Within 20 miles of the golf course, you have an array of activities, locations, events, scenic areas, and fun to experience! Locals and Visitors both enjoy beautiful beaches, scenic drives, wonderful resorts, world-class food, fun local events, and so much history.
Visitors can choose to stay at a bountiful number of accommodations, including oceanfront resorts, seaside cottages or at any number of charming bed and breakfasts. With over 200 properties and 12,000 rooms, it’s easy to choose the ideal hotel, motel, vacation rental, condo, or campground to suit your budget and style.
- Automobile racing became a regular pastime along the hard-packed beaches at the turn of the 20th Century. Ormond Beach became known as the “birthplace of speed” due to the various land speed records set there.
- Daytona Beach’s role in the history of civil rights is significant. On March 17, 1946, Jackie Robinson played in the first integrated spring training baseball game with the Montreal Royals, a farm team of the Brooklyn Dodgers. Today, Robinson’s name identifies the stadium, Jackie Robinson Ballpark, in Daytona Beach and a life-size statue of him has been cast at the entrance.
- Dr. Mary McLeod Bethune established a school in 1904 to educate the daughters of African-American workers on the railroads called Bethune-Cookman College (now Bethune-Cookman University) and was later appointed to government positions by Calvin Coolidge, Franklin Roosevelt, and Harry Truman.
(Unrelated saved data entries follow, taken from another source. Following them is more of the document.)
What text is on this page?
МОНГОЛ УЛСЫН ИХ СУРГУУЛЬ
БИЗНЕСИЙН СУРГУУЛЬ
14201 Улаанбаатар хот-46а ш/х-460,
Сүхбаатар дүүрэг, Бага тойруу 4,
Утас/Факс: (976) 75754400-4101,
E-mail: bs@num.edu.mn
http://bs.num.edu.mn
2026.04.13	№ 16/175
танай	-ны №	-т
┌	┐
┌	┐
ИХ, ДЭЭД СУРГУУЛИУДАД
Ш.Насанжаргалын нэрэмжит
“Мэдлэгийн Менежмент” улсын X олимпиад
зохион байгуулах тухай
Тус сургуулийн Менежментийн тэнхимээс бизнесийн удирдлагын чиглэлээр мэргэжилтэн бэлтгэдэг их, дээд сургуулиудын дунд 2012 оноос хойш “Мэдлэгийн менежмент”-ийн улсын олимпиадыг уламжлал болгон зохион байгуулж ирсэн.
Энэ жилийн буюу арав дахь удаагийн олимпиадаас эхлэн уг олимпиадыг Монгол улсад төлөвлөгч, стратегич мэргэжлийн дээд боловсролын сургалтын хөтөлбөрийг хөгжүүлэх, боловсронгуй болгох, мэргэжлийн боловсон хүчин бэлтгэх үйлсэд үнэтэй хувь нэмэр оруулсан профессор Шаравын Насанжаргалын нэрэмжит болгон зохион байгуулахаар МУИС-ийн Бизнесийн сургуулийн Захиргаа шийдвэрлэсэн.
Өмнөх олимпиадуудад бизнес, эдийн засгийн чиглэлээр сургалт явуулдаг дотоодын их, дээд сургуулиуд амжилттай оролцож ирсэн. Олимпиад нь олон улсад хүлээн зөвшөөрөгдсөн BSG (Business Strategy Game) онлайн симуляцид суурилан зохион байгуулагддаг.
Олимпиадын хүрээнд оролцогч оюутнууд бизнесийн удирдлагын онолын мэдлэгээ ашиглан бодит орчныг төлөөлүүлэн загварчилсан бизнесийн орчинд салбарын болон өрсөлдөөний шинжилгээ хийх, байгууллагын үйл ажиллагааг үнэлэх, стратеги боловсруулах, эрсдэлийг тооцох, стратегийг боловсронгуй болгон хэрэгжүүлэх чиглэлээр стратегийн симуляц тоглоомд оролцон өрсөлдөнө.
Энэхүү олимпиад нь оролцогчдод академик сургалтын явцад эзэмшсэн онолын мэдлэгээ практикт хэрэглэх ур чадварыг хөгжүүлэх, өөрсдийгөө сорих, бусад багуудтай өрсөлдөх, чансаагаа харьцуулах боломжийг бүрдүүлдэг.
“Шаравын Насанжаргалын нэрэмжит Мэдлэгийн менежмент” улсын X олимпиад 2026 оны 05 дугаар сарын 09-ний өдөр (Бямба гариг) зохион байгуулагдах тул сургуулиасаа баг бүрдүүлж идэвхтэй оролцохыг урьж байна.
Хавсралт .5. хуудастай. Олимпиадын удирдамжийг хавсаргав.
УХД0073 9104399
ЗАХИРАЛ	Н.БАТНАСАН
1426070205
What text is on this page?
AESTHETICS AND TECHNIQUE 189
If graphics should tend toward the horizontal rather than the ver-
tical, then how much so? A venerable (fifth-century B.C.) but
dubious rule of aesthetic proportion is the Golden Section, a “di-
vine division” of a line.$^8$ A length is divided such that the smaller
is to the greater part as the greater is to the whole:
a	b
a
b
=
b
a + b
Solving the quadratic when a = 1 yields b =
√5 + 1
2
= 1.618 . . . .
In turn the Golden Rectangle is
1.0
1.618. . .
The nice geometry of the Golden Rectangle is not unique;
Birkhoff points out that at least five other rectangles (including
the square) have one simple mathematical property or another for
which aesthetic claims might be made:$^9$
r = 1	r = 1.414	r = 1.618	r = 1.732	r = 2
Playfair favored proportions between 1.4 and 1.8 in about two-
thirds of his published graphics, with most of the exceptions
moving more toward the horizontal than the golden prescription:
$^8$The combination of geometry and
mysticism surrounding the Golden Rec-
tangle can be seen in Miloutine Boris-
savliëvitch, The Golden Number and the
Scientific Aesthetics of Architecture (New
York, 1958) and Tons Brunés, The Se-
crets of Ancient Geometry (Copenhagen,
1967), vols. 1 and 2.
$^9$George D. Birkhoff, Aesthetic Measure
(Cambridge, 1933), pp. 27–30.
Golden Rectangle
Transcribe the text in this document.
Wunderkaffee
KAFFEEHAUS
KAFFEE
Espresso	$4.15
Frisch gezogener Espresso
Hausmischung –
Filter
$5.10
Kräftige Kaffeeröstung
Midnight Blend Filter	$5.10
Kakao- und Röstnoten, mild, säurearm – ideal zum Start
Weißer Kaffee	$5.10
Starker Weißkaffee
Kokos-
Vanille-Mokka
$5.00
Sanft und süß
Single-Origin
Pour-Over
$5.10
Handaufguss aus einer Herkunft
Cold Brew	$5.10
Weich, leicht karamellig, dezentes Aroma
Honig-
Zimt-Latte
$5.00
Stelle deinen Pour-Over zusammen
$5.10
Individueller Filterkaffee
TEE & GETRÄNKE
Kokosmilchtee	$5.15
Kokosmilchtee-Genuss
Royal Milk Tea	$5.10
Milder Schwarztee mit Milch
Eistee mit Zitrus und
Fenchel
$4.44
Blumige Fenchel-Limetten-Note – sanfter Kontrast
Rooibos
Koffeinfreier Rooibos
Ormond Beach Scenic Loop & Trail
- Passes right by the golf course
- 30+ miles through beautiful and diverse scenery
- Three State Parks in the Loop – North Peninsula State Park, Bulow Creek State Park, Tomoka State Park
- Hosts over 10 million visitors every year
- Daytona International Speedway – World Center of Racing
- Hotels, Condos, Bed & Breakfasts
- Beach Boardwalk
Flagler Beach is a retro town with salty style. Friendly residents and open-air restaurants set the stage for a laid-back afternoon. Enjoy Flagler Beach’s eclectic shops, surfing, a classic fishing pier and a six-mile-plus stretch of spectacular ocean views – with free access to the beach.
Highbridge Park sits on the bank of the Halifax River in extreme northeast Volusia County. This one-acre park provides access to the waterway with a free canoe launch and boat ramp. A fishing pier winds under Highbridge. A picnic table, barbecue grills, pavilion and restrooms also are available.
- The Halifax River runs through two cities, and past four cities and one town, and was used to define portions of these cities’ borders. The river and several of its tributaries (Tomoka River, Strickland, Thomson and Dodson Creek) are designated as a Manatee Sanctuary.
- The Rivers and Harbors Act of 1927, passed by Congress, authorized the Atlantic Intracoastal Waterway, using the route planned out by the Jacksonville District of the U.S. Army Corps Of Engineers. The Waterway was valuable during World War II, after German submarines sank numerous merchant ships off the East Coast. The Corps continues to maintain the navigation channel today, conducting dredgings as needed.